UWAGA!!
Wpis dzisiejszy będzie głęboko świńsko-męsko szowinistyczny.
Wpis dzisiejszy będzie głęboko seksistowski.
Wpis dzisiejszy będzie o cyckach.
Jeśli Ci to przeszkadza, to mam to głęboko w dupie.
Ale nie mów, że nie uprzedzałem.
I zanim wpiszesz jakiś hejterski komentarz – przeczytaj do końca. Najlepiej ze zrozumieniem.

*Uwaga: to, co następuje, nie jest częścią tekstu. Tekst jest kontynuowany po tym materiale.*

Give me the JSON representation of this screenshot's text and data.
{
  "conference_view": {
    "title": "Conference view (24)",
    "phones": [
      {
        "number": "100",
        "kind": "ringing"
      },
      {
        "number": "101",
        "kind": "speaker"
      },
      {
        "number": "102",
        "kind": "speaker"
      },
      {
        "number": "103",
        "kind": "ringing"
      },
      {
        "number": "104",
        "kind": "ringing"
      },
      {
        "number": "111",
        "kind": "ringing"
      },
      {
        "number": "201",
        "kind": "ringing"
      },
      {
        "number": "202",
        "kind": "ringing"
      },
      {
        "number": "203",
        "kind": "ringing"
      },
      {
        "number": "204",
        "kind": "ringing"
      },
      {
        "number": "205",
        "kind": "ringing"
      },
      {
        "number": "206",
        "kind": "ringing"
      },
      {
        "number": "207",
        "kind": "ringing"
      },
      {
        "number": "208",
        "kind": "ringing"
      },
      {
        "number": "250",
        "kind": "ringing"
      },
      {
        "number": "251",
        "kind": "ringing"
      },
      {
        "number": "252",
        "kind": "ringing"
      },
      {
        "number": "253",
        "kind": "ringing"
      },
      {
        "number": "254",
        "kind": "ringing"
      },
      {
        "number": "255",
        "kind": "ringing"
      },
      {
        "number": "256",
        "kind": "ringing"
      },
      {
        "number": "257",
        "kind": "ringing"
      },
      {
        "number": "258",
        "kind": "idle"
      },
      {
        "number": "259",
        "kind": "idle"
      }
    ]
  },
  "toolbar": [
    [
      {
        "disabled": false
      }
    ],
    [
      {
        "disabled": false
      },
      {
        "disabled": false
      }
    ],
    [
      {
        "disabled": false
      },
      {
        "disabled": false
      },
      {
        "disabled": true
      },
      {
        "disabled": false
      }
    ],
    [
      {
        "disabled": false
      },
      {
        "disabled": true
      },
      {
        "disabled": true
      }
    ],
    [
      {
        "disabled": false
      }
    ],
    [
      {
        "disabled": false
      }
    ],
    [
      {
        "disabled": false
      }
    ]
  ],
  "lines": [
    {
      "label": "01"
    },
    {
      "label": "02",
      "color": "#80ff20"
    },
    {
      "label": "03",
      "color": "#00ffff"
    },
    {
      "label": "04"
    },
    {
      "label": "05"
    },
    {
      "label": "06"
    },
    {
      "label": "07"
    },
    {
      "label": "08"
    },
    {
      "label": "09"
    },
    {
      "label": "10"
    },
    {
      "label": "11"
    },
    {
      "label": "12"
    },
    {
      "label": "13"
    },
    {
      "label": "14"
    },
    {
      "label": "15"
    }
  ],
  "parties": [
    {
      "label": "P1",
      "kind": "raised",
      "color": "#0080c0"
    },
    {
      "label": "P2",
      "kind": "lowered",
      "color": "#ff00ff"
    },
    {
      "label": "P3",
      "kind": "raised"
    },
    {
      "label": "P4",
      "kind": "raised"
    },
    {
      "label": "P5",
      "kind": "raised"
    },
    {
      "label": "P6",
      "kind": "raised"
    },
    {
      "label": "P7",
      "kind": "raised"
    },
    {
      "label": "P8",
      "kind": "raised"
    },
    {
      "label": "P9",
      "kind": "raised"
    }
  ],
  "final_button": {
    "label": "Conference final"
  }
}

Wierzę głęboko w to, że na świecie powinno panować równouprawnienie. Wszyscy, bez względu na wiek, płeć, kolor skóry, orientację seksualną, poglądy religijne, długość siurka czy rozmiar biustu powinni mieć takie same prawa i przez to prawo winni być tak samo traktowani. Ale to nie znaczy, że powinni być tacy sami. Ba, wręcz uważam, że nie powinni. Istotą równouprawnienia w moim skromnym mniemaniu jest to, że wszyscy mają takie same prawa POMIMO różnic, które ich dzielą. Ale to nie znaczy, że nie powinniśmy tych różnic dostrzegać, i że powinniśmy dążyć do tego, żeby je zlikwidować. Bo się nie da. Na szczęście.
Dlaczego na szczęście?
Bo pięknem świata jest to, że jest tak różnorodny. A my, jako ludzie jesteśmy tego świata częścią. Wyobrażasz sobie, że wychodzisz z domu i wszystkie kobiety wyglądają jak Linda Evangelista? Pewnie byś chłopczyku drogi chciał, ale jeśli byś nie wyglądał jak William Levy, to pewnie te Lindy niekoniecznie podzielałyby Twój entuzjazm. A nawet jeśli, to jaka to różnica, czy ta akurat Linda spośród 3,5 miliarda innych Lind spojrzy okiem przychylnym akurat na Ciebie, czy innego Williama spośród 3,5 miliarda Williamów?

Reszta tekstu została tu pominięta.